On drives the road—another mile! and still
Time's horses gallop down the lessening hill
O why such haste, with nothing at the end!
Fain are we all, grim driver, to descend
And stretch with lingering feet the little way
That yet is ours—O stop thy horses, pray!
Yet, sister dear, if we indeed had grace
To win from Time one lasting halting-place,
Which out of all life's valleys would we choose,
And, choosing—which with willingness would lose?
Would we as children be content to stay,
Because the children are as birds all day;
Or would we still as youngling lovers kiss,
Fearing the ardours of the greater bliss?

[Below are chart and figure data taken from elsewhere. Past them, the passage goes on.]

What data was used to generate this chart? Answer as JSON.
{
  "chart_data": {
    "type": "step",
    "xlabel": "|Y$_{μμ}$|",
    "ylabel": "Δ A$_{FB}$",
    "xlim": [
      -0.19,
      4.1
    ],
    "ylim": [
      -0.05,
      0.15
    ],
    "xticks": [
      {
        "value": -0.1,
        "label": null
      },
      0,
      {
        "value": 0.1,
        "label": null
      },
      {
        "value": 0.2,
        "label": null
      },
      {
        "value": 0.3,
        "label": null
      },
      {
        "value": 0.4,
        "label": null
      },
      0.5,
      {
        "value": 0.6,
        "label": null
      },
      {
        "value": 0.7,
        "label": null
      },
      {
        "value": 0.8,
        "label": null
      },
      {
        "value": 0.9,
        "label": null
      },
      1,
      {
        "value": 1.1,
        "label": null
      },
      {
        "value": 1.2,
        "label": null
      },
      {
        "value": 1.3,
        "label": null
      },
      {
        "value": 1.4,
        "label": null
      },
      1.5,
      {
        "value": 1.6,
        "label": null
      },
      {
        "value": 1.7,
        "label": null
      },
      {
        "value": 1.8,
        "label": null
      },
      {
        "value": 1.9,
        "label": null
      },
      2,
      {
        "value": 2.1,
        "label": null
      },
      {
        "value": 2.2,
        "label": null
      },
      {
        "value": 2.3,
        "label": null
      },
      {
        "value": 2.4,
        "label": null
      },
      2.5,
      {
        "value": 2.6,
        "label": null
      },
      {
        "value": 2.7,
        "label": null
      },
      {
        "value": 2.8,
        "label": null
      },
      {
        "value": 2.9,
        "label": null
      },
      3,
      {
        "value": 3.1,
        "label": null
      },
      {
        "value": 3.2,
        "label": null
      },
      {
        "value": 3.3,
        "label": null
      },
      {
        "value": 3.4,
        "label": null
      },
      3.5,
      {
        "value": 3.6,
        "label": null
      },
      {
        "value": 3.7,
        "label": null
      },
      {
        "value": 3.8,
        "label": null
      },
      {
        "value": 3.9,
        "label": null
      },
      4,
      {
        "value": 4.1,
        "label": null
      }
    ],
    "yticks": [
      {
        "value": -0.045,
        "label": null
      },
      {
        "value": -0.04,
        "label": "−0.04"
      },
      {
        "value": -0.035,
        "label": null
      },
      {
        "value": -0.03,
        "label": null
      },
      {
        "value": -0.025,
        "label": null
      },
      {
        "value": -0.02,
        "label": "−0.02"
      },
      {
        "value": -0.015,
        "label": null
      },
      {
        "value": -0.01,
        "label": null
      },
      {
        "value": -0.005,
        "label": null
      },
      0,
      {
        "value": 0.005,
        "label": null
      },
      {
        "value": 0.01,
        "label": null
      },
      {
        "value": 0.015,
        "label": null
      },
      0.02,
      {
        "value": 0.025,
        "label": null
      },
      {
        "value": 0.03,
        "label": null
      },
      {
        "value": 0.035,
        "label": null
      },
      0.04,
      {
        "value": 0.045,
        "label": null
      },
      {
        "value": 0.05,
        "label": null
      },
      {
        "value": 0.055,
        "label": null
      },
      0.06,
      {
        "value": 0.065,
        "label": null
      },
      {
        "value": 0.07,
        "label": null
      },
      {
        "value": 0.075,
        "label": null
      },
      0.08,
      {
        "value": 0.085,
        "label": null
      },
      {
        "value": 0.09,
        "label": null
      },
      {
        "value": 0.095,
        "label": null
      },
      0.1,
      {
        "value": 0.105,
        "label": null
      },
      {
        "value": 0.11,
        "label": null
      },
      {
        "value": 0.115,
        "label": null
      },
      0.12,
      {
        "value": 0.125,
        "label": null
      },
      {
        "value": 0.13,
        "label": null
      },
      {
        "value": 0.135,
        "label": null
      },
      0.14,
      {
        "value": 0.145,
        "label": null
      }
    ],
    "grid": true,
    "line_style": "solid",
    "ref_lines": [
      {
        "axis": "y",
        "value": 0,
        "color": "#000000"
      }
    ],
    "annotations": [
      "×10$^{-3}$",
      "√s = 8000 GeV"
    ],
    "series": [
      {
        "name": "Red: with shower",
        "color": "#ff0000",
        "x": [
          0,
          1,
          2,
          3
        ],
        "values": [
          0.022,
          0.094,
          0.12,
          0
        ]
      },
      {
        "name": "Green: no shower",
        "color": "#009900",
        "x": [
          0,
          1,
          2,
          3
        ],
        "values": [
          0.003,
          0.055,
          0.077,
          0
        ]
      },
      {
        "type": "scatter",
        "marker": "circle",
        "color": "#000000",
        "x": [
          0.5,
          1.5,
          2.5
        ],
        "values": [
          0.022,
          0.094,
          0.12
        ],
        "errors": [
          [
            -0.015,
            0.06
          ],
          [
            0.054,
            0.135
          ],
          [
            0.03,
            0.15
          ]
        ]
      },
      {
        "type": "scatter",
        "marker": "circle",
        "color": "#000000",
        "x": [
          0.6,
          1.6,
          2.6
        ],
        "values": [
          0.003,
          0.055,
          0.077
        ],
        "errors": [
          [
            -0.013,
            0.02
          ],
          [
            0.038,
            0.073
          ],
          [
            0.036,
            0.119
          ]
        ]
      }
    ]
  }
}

The maid be still a maid and never know
Why mothers love their little blossoms so
Or can the mother be content her bud
Shall never open out of babyhood?
Ah yes, Time flies because we fain would fly,
It is such ardent souls as you and I,
Greedy of living, give his wings to him—
And now we grumble that he uses them!
SO SOON TIRED!
Am I so soon grown tired?—yet this old sky
Can open still each morn so blue an eye,
This great old river still through nights and days
Run like a happy boy to holidays,
This sun be still a bridegroom, though long wed,
And still those stars go singing up the night,
Glad as yon lark there splashing in the light:
Are these old things indeed unwearied,
Yet I, so soon grown tired, would creep away to bed!
AUTUMN
The year grows still again, the surging wake
Of full-sailed summer folds its furrows up,
As after passing of an argosy
Old Silence settles back upon the sea,
And ocean grows as placid as a cup.
Spring, the young morn, and Summer, the strong noon,
Have dreamed and done and died for Autumn's sake:
Autumn that finds not for a loss so dear
Solace in stack and garner hers too soon—
Autumn, the faithful widow of the year.
Autumn, a poet once so full of song,
Wise in all rhymes of blossom and of bud,
Hath lost the early magic of his tongue,
And hath no passion in his failing blood.

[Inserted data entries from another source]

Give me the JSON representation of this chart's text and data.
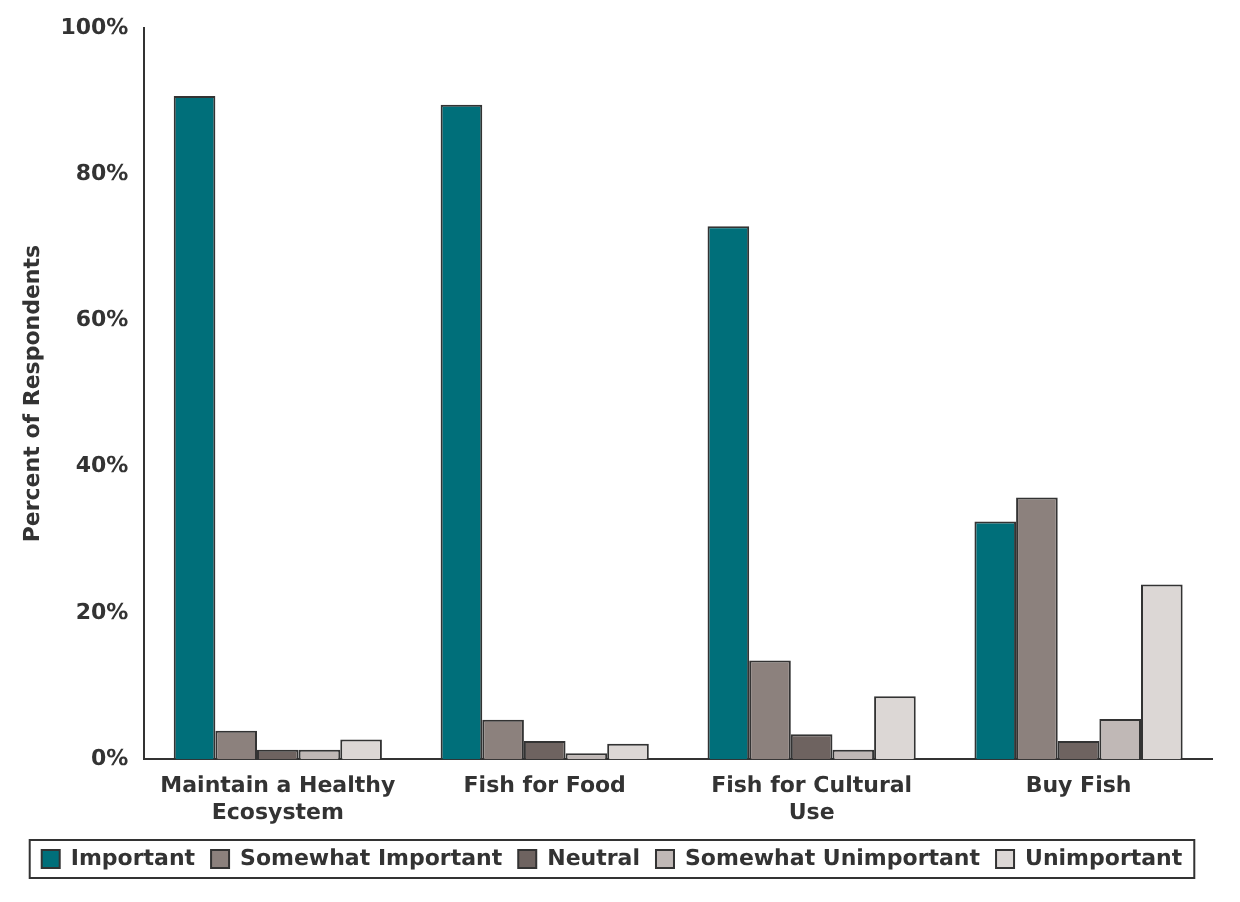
{
  "chart_data": {
    "type": "bar",
    "ylabel": "Percent of Respondents",
    "categories": [
      "Maintain a Healthy Ecosystem",
      "Fish for Food",
      "Fish for Cultural Use",
      "Buy Fish"
    ],
    "series": [
      {
        "name": "Important",
        "color": "#006f7a",
        "values": [
          90.7,
          89.5,
          72.9,
          32.5
        ]
      },
      {
        "name": "Somewhat Important",
        "color": "#8c817d",
        "values": [
          3.9,
          5.4,
          13.5,
          35.8
        ]
      },
      {
        "name": "Neutral",
        "color": "#6e6360",
        "values": [
          1.3,
          2.5,
          3.4,
          2.5
        ]
      },
      {
        "name": "Somewhat Unimportant",
        "color": "#c0b8b6",
        "values": [
          1.3,
          0.8,
          1.3,
          5.5
        ]
      },
      {
        "name": "Unimportant",
        "color": "#dcd7d5",
        "values": [
          2.7,
          2.1,
          8.6,
          23.9
        ]
      }
    ],
    "ylim": [
      0,
      100
    ],
    "yticks": [
      {
        "value": 0,
        "label": "0%"
      },
      {
        "value": 20,
        "label": "20%"
      },
      {
        "value": 40,
        "label": "40%"
      },
      {
        "value": 60,
        "label": "60%"
      },
      {
        "value": 80,
        "label": "80%"
      },
      {
        "value": 100,
        "label": "100%"
      }
    ],
    "grid": false,
    "legend": "bottom"
  }
}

Hear ye no sound of sobbing in the air?
'Tis his. Low bending in a secret lane,
Late blooms of second childhood in his hair,
He tries old magic, like a dotard mage;
Tries spell and spell, to weep and try again:
Yet not a daisy hears, and everywhere
The hedgerow rattles like an empty cage.
He hath no pleasure in his silken skies,
Nor delicate ardours of the yellow land;
Yea, dead, for all its gold, the woodland lies,
And all the throats of music filled with sand.
Neither to him across the stubble field
May stack nor garner any comfort bring,
Who loveth more this jasmine he hath made,
The little tender rhyme he yet can sing,
Than yesterday, with all its pompous yield,
Or all its shaken laurels on his head.